Everything looked perfect until the week before the clinic. A grant from the Two Mauds Foundation had paid for the surgical supplies for the clinic that could not be supplied by the Indian Health Service, but the hoped-for funds from another foundation needed to move the surgical personnel to the Rosebud Reservation, were denied. No one involved could stand the thought of yet another promise to the Indians being broken. The Bureau of Indian Affairs had recently seized the new animal shelter that Anita had worked so hard to create in an abandoned jail on the reservation, a year’s work obliterated. The U.S. Army had taken promised equipment for the proposed animal clinic and sent it to Iraq.

Priscilla Feral said FoA would help once again, as it had offered in every animal emergency in Arkansas and many other places.

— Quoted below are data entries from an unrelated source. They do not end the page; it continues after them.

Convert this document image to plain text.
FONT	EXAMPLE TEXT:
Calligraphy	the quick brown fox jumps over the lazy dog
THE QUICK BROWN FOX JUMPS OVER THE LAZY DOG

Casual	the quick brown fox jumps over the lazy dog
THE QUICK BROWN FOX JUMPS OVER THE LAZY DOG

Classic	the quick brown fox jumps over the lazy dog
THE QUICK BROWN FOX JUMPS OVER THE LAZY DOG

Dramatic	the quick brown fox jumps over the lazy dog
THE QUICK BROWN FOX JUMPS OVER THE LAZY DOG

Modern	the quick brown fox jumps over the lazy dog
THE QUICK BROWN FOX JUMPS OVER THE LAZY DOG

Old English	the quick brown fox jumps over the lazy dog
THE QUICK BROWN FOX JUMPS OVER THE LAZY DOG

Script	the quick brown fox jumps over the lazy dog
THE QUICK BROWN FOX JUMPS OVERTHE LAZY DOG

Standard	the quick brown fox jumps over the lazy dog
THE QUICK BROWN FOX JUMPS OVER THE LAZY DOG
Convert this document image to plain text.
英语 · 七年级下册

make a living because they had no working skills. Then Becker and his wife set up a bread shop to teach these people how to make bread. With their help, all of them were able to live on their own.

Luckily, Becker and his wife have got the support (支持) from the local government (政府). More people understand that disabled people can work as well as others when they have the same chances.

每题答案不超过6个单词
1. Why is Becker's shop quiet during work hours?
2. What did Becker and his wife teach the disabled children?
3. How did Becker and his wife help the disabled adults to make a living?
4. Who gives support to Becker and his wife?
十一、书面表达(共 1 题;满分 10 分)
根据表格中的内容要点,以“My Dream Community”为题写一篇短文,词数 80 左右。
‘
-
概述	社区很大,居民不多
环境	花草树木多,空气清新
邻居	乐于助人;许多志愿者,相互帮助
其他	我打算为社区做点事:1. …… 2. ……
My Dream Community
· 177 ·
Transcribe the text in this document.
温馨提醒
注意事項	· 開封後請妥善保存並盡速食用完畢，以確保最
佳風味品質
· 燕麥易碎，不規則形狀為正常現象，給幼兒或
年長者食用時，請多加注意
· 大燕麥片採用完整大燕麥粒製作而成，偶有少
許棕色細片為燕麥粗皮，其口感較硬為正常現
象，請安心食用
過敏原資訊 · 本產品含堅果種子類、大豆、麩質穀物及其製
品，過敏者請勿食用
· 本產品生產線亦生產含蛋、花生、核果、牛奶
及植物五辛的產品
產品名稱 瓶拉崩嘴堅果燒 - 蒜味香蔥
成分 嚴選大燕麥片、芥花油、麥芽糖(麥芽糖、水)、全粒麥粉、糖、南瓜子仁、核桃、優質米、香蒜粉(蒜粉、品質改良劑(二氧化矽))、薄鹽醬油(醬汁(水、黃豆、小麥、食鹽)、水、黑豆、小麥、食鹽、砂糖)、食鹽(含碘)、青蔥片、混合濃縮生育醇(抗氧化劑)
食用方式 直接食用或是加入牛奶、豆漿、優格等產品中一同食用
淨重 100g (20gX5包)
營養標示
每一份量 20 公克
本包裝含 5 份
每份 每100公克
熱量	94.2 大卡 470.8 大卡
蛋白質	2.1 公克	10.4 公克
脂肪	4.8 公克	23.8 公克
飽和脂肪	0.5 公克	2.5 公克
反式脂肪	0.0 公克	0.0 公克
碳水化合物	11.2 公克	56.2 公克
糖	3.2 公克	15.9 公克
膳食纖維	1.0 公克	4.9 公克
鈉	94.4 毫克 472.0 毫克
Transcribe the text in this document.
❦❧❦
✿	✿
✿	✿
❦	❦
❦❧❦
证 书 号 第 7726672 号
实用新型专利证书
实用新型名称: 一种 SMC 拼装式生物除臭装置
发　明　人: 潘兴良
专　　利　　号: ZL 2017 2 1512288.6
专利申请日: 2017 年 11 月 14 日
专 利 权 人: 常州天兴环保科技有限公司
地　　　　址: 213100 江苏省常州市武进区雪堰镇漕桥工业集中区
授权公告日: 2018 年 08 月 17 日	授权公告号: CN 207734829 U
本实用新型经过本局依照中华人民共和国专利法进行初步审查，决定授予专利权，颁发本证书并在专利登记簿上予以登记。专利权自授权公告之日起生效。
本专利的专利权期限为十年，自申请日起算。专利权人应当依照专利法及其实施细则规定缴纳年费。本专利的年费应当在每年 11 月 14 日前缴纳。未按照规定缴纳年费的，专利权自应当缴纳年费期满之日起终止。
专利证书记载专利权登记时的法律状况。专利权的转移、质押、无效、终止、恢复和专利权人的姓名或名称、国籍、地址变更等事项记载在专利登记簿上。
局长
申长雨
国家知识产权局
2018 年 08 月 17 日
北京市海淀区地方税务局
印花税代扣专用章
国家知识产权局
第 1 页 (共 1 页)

The clinic was a huge success. Many females were pregnant or in heat, 375 animals were sterilized and hundreds of births avoided. Animals had porcupine quills removed, infections treated, fleas, ticks and mange killed, and arthritis, diabetes and neurological problems treated. More than 1,000 dogs were vaccinated, as were cats. he Tribal Health Administration was also able to stop a distemper outbreak before it killed all the dogs and much of the wildlife in and around one community.

Anita Whipple and her team in the Tribal Health Administration personally contacted each community, and even went door-to-door on the reservation to explain the reasons for the new programs. She published articles on basic pet care in the tribal paper and in the schools, created a temporary animal shelter, hired an animal control officer, and established a permanent animal clinic for visiting veterinarians. Nearly 2,000 animals have been sterilized and 4,000 were vaccinated in the last two years. Dog bites and rabies exams have dropped precipitously. The whole program has been developed by Indians for Indians and has created great changes, new attitudes, new expectations and new hope on the reservation. It has been a privilege to watch and be a part of such an effort.